Conference Report: AMEE goes big on AI in Barcelona
My reflection on my first AMEE conference, where AI research is everywhere, but widespread adoption still lags
This was my first time attending AMEE, held this year in Barcelona, with around 4,000–5,000 delegates. The theme, How are educators relevant to health?, felt particularly timely given the prominence of AI throughout the programme.
AI featured heavily in the academic sessions, with bold and often inspiring research on display. By contrast, there was little presence among the commercial exhibitors. This gap suggests that while enthusiasm for AI in education is high, widespread adoption still lags behind. For now, I think educators remain the key agents of translation, deciding which technologies truly serve learners and patients, and how. We’ll see how long that lasts…
I’m looking forward to learning how AI adoption matures next year at AMEE 2026 in Vienna.

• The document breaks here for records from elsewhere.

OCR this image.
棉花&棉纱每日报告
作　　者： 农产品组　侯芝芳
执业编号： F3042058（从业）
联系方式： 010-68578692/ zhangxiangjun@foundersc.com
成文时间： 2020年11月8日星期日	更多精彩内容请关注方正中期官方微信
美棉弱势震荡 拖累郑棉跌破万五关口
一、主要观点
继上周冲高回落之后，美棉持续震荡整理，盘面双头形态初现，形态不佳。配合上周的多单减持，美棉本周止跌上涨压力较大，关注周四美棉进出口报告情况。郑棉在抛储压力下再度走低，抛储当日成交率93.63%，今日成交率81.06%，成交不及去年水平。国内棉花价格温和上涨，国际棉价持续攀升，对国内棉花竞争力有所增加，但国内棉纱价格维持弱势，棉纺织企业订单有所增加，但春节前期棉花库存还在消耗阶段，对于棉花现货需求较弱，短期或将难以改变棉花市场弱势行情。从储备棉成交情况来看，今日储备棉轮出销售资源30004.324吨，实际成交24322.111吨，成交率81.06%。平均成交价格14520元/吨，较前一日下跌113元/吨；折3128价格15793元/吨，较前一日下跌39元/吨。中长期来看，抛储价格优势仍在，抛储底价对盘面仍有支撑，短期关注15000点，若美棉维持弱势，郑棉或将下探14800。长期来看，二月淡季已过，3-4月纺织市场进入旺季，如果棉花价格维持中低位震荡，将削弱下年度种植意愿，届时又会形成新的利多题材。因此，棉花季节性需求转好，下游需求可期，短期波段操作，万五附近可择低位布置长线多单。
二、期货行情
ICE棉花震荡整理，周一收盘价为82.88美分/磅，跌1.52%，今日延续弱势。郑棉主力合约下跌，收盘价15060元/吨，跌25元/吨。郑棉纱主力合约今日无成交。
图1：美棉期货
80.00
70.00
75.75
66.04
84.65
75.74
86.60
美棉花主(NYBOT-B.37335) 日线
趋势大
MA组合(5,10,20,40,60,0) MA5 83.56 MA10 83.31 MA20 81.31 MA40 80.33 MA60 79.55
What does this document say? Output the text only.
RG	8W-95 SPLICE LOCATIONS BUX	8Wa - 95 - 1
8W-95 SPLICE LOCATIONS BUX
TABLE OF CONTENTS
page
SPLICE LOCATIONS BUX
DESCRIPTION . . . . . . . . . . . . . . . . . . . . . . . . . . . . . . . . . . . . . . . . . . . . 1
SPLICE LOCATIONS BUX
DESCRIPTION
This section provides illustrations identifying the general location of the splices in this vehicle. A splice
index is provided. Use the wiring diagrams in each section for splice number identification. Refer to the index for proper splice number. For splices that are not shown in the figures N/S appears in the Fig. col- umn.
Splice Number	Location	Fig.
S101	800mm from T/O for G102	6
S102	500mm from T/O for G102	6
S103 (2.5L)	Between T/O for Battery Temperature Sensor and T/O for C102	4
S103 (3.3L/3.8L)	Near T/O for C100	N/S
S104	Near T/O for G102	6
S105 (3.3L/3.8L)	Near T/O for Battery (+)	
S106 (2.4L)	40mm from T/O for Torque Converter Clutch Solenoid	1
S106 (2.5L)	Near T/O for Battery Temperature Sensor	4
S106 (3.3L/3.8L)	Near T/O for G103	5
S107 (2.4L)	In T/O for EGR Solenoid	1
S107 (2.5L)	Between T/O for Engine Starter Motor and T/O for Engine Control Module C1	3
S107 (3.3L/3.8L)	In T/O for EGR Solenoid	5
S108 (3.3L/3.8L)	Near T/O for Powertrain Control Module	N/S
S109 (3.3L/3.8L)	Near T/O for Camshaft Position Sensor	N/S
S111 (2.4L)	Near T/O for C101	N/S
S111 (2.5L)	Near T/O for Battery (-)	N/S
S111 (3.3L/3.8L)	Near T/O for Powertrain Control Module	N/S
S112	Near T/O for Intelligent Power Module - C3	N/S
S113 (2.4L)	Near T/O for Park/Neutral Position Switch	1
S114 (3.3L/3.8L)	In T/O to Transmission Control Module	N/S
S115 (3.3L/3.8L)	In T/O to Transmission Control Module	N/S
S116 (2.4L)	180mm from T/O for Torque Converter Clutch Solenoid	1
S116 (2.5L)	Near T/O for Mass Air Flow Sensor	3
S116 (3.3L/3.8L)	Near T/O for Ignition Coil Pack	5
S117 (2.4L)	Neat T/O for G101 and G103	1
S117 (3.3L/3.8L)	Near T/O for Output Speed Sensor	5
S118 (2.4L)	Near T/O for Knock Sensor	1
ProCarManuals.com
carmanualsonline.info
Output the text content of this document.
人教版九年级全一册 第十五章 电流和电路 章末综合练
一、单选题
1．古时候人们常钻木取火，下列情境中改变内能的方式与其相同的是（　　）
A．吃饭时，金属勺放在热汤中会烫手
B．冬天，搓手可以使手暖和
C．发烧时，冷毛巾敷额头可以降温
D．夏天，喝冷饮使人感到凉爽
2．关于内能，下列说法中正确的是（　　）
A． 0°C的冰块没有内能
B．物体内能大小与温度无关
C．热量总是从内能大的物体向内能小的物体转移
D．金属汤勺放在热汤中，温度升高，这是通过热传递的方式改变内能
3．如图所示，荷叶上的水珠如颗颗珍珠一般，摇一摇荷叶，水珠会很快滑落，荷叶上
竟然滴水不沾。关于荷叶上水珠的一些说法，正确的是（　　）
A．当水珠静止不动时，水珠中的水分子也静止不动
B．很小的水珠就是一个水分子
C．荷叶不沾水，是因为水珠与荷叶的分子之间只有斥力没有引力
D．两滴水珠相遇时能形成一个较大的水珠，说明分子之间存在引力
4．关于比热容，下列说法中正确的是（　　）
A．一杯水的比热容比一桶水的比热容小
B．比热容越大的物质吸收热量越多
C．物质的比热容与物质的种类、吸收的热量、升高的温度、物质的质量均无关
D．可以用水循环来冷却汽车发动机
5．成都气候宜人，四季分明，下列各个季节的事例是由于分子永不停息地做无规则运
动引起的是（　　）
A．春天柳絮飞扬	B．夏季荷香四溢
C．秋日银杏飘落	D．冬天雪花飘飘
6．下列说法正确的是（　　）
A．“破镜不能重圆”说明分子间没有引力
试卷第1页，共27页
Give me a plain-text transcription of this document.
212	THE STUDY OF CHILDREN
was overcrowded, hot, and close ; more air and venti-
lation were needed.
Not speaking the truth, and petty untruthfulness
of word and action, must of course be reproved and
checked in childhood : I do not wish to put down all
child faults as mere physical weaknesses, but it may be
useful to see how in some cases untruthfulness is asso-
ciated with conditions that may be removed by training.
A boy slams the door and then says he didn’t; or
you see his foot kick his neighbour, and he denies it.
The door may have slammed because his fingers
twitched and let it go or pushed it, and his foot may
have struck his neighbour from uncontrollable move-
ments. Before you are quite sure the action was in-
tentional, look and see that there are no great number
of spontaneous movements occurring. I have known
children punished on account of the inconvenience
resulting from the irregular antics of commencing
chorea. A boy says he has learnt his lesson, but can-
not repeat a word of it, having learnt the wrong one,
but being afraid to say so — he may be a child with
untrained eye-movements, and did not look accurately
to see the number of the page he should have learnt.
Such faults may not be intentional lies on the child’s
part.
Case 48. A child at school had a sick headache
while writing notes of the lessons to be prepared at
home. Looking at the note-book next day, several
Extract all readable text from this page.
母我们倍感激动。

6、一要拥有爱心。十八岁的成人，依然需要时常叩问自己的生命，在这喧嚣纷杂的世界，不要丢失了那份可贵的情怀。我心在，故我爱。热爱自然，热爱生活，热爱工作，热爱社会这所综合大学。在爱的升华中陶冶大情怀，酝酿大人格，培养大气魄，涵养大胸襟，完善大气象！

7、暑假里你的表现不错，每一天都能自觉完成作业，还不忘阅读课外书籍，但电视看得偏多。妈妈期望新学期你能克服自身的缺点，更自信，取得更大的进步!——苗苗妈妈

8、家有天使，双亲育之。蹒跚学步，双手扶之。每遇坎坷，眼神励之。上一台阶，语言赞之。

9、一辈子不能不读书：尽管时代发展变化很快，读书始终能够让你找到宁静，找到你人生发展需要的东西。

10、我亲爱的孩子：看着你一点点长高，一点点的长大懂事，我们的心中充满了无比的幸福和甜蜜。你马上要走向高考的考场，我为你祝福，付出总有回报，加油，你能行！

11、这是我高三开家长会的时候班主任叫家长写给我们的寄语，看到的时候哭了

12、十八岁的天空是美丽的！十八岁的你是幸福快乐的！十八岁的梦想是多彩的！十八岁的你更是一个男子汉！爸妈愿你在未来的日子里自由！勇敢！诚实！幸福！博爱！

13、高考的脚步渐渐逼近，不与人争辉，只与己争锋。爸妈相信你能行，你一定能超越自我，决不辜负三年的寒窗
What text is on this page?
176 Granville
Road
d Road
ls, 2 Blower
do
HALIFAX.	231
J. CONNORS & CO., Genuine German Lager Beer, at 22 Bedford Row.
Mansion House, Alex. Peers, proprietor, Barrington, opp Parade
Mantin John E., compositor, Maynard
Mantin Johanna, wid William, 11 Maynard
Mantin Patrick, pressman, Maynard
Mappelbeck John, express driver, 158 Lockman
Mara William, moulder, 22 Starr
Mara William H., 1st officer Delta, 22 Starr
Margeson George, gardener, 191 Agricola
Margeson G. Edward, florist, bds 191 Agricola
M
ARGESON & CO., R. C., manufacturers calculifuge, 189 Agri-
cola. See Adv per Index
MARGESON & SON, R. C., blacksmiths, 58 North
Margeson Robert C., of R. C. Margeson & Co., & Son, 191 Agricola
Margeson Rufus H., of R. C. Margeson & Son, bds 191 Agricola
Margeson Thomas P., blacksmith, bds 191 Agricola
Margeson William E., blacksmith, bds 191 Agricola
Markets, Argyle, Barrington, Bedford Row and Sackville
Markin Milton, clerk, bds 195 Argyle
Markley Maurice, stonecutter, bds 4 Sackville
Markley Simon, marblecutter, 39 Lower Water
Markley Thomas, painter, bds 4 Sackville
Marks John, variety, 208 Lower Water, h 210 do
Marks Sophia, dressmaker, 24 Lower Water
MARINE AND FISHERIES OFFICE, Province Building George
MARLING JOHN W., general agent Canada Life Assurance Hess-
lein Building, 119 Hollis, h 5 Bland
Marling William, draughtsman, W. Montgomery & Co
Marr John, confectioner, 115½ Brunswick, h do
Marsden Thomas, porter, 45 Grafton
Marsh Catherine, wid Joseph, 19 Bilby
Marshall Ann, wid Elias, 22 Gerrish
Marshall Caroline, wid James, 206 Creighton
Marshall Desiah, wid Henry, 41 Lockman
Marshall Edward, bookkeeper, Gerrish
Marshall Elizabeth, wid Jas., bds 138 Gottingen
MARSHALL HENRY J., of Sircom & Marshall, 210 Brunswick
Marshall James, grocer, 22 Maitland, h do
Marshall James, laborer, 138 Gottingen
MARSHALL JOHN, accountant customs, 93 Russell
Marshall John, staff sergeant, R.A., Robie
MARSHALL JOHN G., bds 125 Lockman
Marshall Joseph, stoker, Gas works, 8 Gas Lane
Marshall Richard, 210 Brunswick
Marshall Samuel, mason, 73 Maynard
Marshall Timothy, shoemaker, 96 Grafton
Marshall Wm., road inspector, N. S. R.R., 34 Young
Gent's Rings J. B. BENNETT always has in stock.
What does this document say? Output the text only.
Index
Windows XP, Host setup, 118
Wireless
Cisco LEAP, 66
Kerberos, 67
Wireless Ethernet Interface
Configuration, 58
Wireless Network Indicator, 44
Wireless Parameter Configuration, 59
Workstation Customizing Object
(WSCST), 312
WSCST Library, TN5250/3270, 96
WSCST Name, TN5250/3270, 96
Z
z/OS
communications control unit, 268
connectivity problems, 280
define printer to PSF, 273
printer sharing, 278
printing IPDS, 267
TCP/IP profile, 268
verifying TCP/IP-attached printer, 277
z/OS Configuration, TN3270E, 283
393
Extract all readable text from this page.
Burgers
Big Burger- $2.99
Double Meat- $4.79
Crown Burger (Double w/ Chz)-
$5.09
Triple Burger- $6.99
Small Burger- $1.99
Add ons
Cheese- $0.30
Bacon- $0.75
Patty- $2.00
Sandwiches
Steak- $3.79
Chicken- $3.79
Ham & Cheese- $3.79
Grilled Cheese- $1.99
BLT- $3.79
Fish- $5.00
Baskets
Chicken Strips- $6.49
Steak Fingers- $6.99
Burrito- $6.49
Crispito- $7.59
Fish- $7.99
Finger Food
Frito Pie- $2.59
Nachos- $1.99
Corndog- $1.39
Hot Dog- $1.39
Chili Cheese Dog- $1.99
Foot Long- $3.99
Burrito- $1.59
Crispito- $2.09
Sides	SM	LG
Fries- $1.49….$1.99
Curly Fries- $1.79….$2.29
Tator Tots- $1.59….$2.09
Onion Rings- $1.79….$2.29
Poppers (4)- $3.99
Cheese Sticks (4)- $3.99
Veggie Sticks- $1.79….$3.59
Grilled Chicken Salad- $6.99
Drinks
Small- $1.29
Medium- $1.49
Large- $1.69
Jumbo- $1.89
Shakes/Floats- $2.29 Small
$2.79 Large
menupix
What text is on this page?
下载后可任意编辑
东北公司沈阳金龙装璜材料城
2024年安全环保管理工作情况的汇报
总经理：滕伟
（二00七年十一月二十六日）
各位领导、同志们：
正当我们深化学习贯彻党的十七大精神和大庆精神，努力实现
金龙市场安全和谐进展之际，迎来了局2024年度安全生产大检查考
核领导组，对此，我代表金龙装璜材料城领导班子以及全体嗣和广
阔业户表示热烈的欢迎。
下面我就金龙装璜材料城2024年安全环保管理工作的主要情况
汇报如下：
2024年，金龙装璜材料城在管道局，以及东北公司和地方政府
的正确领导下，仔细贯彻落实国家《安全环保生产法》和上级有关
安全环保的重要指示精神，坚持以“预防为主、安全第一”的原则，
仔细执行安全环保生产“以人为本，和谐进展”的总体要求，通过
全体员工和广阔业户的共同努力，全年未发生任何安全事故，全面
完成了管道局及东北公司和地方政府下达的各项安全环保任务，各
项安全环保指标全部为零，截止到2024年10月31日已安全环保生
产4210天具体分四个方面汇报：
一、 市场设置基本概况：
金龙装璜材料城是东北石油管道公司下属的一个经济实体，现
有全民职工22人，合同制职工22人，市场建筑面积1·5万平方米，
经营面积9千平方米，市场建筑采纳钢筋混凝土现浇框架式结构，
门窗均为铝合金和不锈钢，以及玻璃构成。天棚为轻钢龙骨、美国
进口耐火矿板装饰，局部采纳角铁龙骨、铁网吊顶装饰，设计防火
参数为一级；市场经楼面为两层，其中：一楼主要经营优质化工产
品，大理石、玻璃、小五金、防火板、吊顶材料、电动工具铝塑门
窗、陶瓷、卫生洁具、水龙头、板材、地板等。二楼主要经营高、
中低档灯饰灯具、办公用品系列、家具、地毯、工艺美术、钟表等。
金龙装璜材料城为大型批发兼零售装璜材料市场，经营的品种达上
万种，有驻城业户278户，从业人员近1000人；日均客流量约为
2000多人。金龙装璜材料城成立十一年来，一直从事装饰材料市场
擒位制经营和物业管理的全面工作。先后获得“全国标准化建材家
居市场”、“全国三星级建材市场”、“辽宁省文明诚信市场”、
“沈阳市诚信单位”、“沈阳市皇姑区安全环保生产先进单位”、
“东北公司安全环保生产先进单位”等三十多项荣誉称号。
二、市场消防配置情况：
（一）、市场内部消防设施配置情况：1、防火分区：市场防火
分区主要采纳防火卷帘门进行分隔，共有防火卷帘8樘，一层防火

I was pleased to contribute to a session on AI and Digital Assessment, sharing work co-authored with Sandhya Duggal (who contributed a guest article last week) and Jane Illes. Our paper, Evaluating the Reliability and Consistency of a Custom GPT-4-Based Marker of Student Assignments, tested whether a large language model could provide stable scoring of long-form written work. Using published critical reviews as proxies for dissertations, we asked the AI system to mark each one 100 times. The results showed strong internal reliability (Cronbach’s alpha >0.8), no evidence of bias or drift across repeated attempts, and levels of variation similar to those seen with human markers. While we have not yet tested accuracy against a human “gold standard”, the findings suggest AI could act as a reliable second marker or sense-checker. I think the application for this work is in supporting, rather than replacing, the educator.
It was fascinating to see related work from colleagues at King’s College London, where Helen Oram and her team are developing their own model for marking student assignments. That parallel effort highlights how many institutions are now taking ownership of AI in assessment, exploring how these tools can be adapted to their contexts rather than simply adopted off-the-shelf.
☀️ Outside the conference, there was time to explore Barcelona: wandering the Gothic Quarter, taking in the architecture, and enjoying ridiculous amounts of tapas. While very impressive, the Sagrada Família is still under a little scaffolding 140 years after construction began. Must be waiting on Reviewer 2’s comments.